By Joe Bavier
ABIDJAN (Reuters) - Authorities in Ivory Coast on Saturday arrested a militia leader accused of participating in one of the worst massacres committed during the West African nation's post-election violence in 2011, a military official and witness said.
Some 3,000 people were killed in the brief armed conflict that broke out after incumbent president Laurent Gbagbo refused to acknowledge defeat at the hands of his rival Alassane Ouattara in a run-off poll in late 2010.
Amade Oueremi's militia backed Ouattara during the fighting, but rights groups say his fighters participated in the executions of hundreds of suspected Gbagbo supporters in the western town of Duekoue in March 2011.
"We have arrested him. He is now in custody. We'll bring him to Abidjan where he will answer for his acts," said one army officer involved in Oueremi's arrest, asking not to be named.

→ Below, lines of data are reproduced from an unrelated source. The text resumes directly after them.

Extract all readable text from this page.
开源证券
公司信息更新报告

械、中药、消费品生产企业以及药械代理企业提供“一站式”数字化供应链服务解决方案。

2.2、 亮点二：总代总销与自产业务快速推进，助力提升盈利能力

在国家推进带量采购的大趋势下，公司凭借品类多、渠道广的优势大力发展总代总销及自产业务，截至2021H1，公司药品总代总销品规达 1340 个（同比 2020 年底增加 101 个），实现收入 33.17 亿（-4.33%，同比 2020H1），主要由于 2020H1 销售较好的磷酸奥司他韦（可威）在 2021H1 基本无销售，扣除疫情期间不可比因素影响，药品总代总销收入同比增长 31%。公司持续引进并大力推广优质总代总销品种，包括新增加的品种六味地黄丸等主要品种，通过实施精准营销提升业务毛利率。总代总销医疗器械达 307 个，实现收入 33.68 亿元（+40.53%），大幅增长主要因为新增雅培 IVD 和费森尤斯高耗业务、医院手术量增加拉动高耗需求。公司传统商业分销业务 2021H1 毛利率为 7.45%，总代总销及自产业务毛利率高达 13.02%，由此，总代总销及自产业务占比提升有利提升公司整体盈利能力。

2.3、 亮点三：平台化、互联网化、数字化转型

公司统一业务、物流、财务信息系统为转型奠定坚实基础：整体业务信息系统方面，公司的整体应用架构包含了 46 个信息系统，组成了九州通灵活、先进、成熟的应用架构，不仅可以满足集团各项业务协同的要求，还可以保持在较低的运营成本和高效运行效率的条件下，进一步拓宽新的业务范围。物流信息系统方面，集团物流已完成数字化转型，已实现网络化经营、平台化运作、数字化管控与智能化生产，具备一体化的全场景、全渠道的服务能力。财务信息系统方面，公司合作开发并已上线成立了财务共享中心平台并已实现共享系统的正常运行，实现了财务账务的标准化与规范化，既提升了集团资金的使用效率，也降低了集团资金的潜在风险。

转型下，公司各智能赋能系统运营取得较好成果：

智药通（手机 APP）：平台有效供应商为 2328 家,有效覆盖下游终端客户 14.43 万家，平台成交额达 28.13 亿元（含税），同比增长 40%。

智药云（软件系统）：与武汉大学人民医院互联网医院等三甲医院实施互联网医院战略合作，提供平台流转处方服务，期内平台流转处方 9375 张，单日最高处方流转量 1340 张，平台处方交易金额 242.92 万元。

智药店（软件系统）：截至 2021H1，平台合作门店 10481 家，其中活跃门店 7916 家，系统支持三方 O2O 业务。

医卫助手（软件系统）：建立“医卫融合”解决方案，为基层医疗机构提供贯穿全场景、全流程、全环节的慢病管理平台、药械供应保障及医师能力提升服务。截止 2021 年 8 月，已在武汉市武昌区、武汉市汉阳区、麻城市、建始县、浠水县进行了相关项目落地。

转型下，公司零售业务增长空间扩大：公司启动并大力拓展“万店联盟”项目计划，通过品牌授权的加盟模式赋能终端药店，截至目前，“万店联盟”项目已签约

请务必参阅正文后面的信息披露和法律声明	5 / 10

He declined to say whether the arrest was linked to the Duekoue killings.
A civilian witness told Reuters he had seen the militia chief at an army base in Duekoue where he was being held on Saturday, adding that soldiers had told him that Oueremi had surrendered.
Gbagbo is currently awaiting trial before the International Criminal Court (ICC), accused of crimes against humanity, while the former first lady, Simone Gbagbo, is being sought by the court on similar charges.
More than 100 of the former president's supporters were arrested after the violence and remain in detention in Ivory Coast.
The conflict ended after Gbagbo was arrested in April 2011, allowing Ouattara to consolidate power as president. But none of Ouattara's own U.N.- and French-backed fighters have yet been arrested, despite evidence that they too committed atrocities.
Oueremi's continued liberty in spite of the accusations against him had been held up by human rights groups as an example of the government's failure to deliver impartial justice.
"Will Ivorian justice and the ICC finally balance their actions?" said Rinaldo Depagne, Ivory Coast researcher for the International Crisis Group, reacting to the arrest.
"This is proof that, if they want, the state has the ability to make its authority respected, and they should do it more," he said.